Русская [СИ] - страница 28
Нет. Ни в коем случае.
Я хотела всего-навсего не спать в большой и пустой кровати с хрустящими простынями и ворохом никому не нужных подушек, всего-навсего забыть про молнии… про молнии, про гром… и чтобы было кому на завтрак пожарить яичницу, а апельсиновый сок не стоял комом в горле. Не быть в одиночестве хотела. Этого было слишком много, да? Из мелочей порой, как говорят, складываются куда более крупные выигрыши, чем изначально дозволено.
Впрочем, рассуждения и фантазии — это пустое. Философия еще никому в жизни не помогала, тем более праздная. Мне впору (если и дальше пойдет такими темпами) подавать документы в университет сей направленности. Быть может, там мои мозги промоют и сделают с ними то, что так и не удалось Рональду… что он хотел с ними сделать, но пожалел времени. И денег.
Не имею ни малейшего представления о будущем, да и, собственно, не хочу ничего знать. У меня были сутки, чтобы смириться с текущим положением вещей, и те же сутки, слава богу, чтобы выплакаться. К тому моменту, как подушки высохнут, я уже стану другим человеком. У меня получится.
Сейчас на часах половина седьмого вечера — час до того момента, когда нам следует прибыть в ресторан, и двадцать минут с начала сборов. У меня есть еще ровно столько же, чтобы закончить с макияжем и, каким-то образом извратившись, застегнуть молнию платья, как всегда оказавшуюся сзади, между лопатками.
Я стою, опустив руки по швам и глядя в зеркало ванной. Большое-большое, как в сказках, в половину стены — только верхней ее части. С прозрачной, ровной поверхностью. С невероятно правдивым отражением внутри — меня самой как есть: с наполовину накрашенным левым глазом, отпечатком помады выше контура губ и еще не расчесанными, спутанными после долгих ванных процедур волосами.

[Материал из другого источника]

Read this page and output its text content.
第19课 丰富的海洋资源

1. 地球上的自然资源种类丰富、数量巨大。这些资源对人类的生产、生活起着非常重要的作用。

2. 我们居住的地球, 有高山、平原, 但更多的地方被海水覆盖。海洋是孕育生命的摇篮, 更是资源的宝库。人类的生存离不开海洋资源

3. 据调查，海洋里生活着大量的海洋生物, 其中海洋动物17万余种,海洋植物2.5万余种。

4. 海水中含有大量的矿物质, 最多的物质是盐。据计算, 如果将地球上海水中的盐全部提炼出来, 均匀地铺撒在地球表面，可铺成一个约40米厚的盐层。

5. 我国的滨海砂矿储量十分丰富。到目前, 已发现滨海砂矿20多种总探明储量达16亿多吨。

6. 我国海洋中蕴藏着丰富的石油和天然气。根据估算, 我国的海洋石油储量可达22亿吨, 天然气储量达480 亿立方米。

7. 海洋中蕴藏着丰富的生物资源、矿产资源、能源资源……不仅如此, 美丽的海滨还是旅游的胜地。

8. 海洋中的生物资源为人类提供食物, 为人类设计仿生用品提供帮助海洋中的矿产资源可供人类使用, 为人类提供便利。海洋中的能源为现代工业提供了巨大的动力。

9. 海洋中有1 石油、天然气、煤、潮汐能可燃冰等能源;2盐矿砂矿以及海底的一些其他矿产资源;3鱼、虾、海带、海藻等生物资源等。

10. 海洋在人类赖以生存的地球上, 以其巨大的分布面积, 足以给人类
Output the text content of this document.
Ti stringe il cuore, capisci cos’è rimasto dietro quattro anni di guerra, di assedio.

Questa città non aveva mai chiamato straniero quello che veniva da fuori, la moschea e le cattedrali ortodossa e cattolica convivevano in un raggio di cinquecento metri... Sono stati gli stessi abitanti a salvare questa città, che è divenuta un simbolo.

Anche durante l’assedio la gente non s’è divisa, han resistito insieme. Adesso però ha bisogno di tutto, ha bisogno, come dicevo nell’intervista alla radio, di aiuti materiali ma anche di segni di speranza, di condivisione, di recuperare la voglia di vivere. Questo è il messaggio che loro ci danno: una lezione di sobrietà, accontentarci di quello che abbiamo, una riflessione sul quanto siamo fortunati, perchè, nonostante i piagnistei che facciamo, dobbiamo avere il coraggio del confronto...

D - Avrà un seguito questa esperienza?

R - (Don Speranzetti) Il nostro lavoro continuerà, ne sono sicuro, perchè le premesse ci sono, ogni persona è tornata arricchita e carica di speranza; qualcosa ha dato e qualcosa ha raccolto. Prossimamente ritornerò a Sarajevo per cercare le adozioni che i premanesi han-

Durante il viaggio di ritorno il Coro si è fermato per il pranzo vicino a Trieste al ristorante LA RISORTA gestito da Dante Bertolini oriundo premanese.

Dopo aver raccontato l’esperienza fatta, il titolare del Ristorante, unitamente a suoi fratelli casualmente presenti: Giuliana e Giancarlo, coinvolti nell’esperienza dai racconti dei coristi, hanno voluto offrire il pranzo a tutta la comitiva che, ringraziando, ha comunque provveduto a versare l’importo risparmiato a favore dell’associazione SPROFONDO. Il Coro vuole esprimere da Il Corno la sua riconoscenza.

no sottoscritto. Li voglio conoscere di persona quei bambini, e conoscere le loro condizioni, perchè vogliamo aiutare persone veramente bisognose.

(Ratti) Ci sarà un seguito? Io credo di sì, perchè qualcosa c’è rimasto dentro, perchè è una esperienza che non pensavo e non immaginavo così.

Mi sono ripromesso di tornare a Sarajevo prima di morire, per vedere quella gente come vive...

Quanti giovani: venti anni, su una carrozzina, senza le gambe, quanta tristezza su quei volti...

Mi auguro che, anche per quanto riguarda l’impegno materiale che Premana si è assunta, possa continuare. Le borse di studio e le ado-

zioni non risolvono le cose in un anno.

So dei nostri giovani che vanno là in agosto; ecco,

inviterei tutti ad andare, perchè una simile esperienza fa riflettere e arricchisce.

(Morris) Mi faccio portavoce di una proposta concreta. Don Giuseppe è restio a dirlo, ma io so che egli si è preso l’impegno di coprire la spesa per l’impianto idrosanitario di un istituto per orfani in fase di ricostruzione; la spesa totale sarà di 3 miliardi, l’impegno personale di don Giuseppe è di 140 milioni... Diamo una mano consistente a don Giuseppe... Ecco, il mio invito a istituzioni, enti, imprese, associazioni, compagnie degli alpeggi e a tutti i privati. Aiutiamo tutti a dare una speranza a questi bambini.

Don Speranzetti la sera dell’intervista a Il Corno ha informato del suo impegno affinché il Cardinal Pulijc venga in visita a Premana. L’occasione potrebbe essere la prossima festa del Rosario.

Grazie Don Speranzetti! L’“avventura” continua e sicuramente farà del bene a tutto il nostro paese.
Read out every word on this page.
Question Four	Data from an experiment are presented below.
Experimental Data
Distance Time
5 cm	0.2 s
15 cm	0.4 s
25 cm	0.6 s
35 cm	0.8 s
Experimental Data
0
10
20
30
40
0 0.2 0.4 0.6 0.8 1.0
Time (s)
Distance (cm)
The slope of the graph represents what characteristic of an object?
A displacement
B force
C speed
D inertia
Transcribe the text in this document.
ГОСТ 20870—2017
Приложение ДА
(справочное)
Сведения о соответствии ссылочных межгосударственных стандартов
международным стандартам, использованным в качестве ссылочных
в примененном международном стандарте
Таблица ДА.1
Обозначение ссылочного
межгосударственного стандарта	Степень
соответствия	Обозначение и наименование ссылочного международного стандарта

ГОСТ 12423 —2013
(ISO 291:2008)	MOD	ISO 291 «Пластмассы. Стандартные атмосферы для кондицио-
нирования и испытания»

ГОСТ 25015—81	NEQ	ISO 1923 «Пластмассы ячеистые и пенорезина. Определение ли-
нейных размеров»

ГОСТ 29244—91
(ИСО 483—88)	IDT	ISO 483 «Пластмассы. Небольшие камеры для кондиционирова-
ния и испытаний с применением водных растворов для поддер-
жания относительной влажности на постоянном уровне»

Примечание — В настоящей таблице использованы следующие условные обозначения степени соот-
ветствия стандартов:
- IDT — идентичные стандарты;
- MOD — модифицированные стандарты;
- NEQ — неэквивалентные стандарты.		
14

Положение не спасает ни пудра, призванная скрыть бледность лица, ни платье, как бы хорошо оно ни сидело.
Розмари говорила, что сегодня мне лучше выбрать что-то светлое, что-то по-настоящему весеннее, возможно, даже тоньше запланированного… из какой-нибудь воздушной ткани.
Но в ответ получила лишь молчаливо протянутое черное бархатное платье. Без просвета, без глубоких вырезов, с длинными рукавами и маленькими стяжками по всему переду — мой самый неприемлемый фасон.
Зато с туфлями она настояла, и мне пришлось согласиться — без каблуков меня и вовсе никто не увидит. Так что выбор был сделан в пользу полусапожек на шпильках — исключительно изящного вида, даже миловидного — привет женственности.
В этом арсенале мне предстоит провести три часа, втихомолку съесть предложенное меню и, приветливо улыбнувшись, гордо удалиться обратно в резиденцию под руку с отцом. Я ведь дала свое согласие, верно? Я безумно, безумно счастлива…
Медленно, опасаясь того, что пальцы не удержат кисточку, раскручиваю упаковку туши, наблюдая сама за собой в зеркало. Движения выглядят естественно — и то хорошо.
Один мазок, второй… ну вот, уже лучше. По крайней мере, нет той страшной асимметрии, какую я уже двадцать минут наблюдаю по ту сторону стекла. Дело за малым: тени цвета маренго, темно-серый карандаш для контура и, разумеется, помада. Моя чудесная темно-красная помада: Джаспер называл ее «цветом соблазнительницы».
Черт!
Рука некстати вздрагивает, оставляя на коже возле скул некрасивую грубую полосу насыщенного черного цвета. Она, как факт самого собой разумеющегося, наплевательски глядит на меня, буквально принуждая зажмуриться.
Я чувствую, как начинают дрожать губы и, дабы не дай бог не испортить макияж окончательно, поспешно бросаю косметику на тумбочку. Выпрямляюсь, расправив плечи. Вздергиваю голову, запрокидывая ее назад, и часто, часто и спокойно дышу. Компенсирую недостаток кислорода, который обещает в скором времени перерасти всхлипы, если вовремя не принять меры.
А сознание издевается. У сознания нет принципа, что лежачих не бьют. Оно беспощадно.
«Ты предлагаешь мне жениться? — подскочившим на целую октаву голосом спрашивает Джаспер. Его брови изгибаются, глаза округляются, а музыкальные пальцы сжимаются. Сжимаются в два крепких кулака.